Engomi, un des derniers poèmes de Séféris,évoque les ruines ,datant de l'âge de bronze, situées autour de la ville de Engomi, dans l'île de Chypre :"Chypre, qu'Apollon m'a dit d'habiter"
Engomi
La plaine était immense, étale ; de très loin,
On voyait le va-et-vient des bras qui bêchaient.
Dans le ciel, maintes volutes de nuages, et, par endroits,
Une trompette rose et or : le crépuscule.

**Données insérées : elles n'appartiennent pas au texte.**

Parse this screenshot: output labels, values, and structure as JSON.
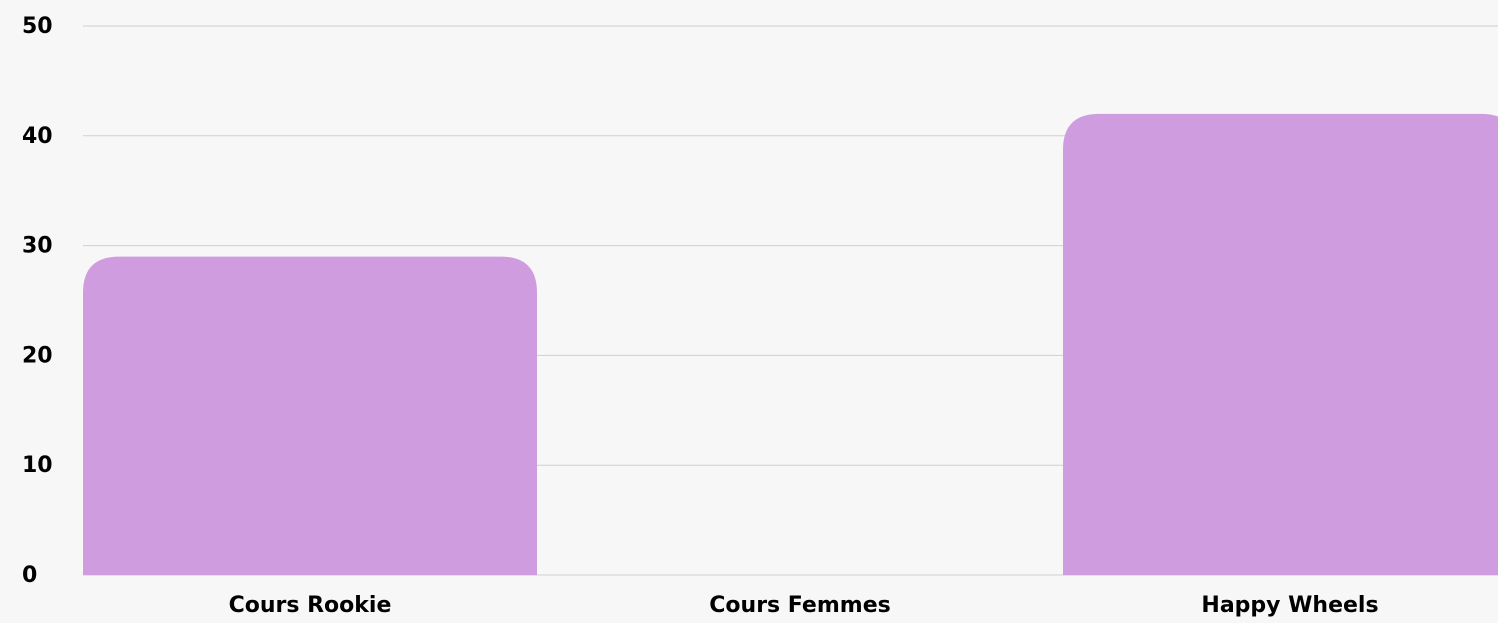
{
  "chart_data": {
    "type": "bar",
    "categories": [
      "Cours Rookie",
      "Cours Femmes",
      "Happy Wheels"
    ],
    "values": [
      29,
      0,
      42
    ],
    "color": "#cf9ddf",
    "ylim": [
      0,
      50
    ],
    "yticks": [
      0,
      10,
      20,
      30,
      40,
      50
    ],
    "grid": true
  }
}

Sur l'herbe rare et les épines passaient
Des souffles légers d'après la pluie. Il avait dû pleuvoir
Là-haut, sur la cime des monts touchés par les couleurs.
Et moi, je m'avançais vers ceux qui travaillaient,
Femmes et hommes, avec des bêches dans les fossés.
C'était une ville ancienne :rues, murailles, maisons
émergaient, tels des muscles de cyclopes de pierre,
L’anatomie d'une force tarie, sous les yeux
De l'archéologue, de l'anesthésiste ou du chirurgien,
Fantômes et soies, lèvres et luxe, consumés
Et les tentures de la douleur, grandes ouvertes,
Laissant voir, indifférente et nue, la tombe.
Et je suivais des yeux les hommes au travail.
Épaules tendues, bras, frappant
Sur un rythme lourd et pressant, cette désolation .
Comme si, sur ces décombres, tournait la roue du destin.
Soudain, je marchais, et je ne marchais plus ;
Je regardais les oiseaux du ciel : figés dans leur vol ;
Je regardais l’azur : interdit;
Je regardais les corps qui travaillaient : immobiles.
Et un visage parmi eux montait dans la lumière.
Des cheveux noirs déferlaient sur la nuque, les sourcils
Avaient le frémissement d'une aile d'hirondelle, les narines
S’arquaient au-dessus des lèvres, et le corps entier maintenant
Se détachait, nu, de ce chantier ; ses seins nubiles
Étaient ceux de la Vierge des Chemins ;
Une danse sans mouvement.
Et je baissais les yeux autour de moi :
Des filles pétrissaient — et nulle ne touchait à la pâte ;
Des femmes filaient — et les fuseau xne tournaient pas ;
Des agneaux, s’abreuvaient — et leurs langues pendaient
Sur des eaux vertes qui paraissaient endormies,
Et le berger demeurait debout, sa houlette, immobile dans l’air.
Et je voyais à nouveau monter ce corps :
Des hommes en foule, se rassemblaient, comme des multitudes de fourmis,
Et ils la frappaient de leur lance, et elle restait indemne.
Son ventre brillait à présent, comme la lune,
Et je songeait que le ciel était la matrice
Qui lui avait donné naissance, et qui la reprenait, la mère et l'enfant.
Ses pieds demeurèrent un instant comme de marbre.
Il s'évanouirent : une Assomption.
Le monde
Devenait une fois de plus, ce qu'il était, le nôtre,
Le monde de la terre et du temps.
Des parfums de térébInthe
Se mirent à sourdre des pentes anciennes de la mémoire,
Étreintes parmi les feuilles, lèvres humides,
Et tout se dessécha d'un coup, sur l'étendue de la plaine,
Sur le désespoir de la pierre, sur cette force consumée,
Sur ce lieu vide à l'herbe rare et aux épines,
Où se glissait, placide, un serpent,
Où l'on dilapide tant d'années en vue de mourir.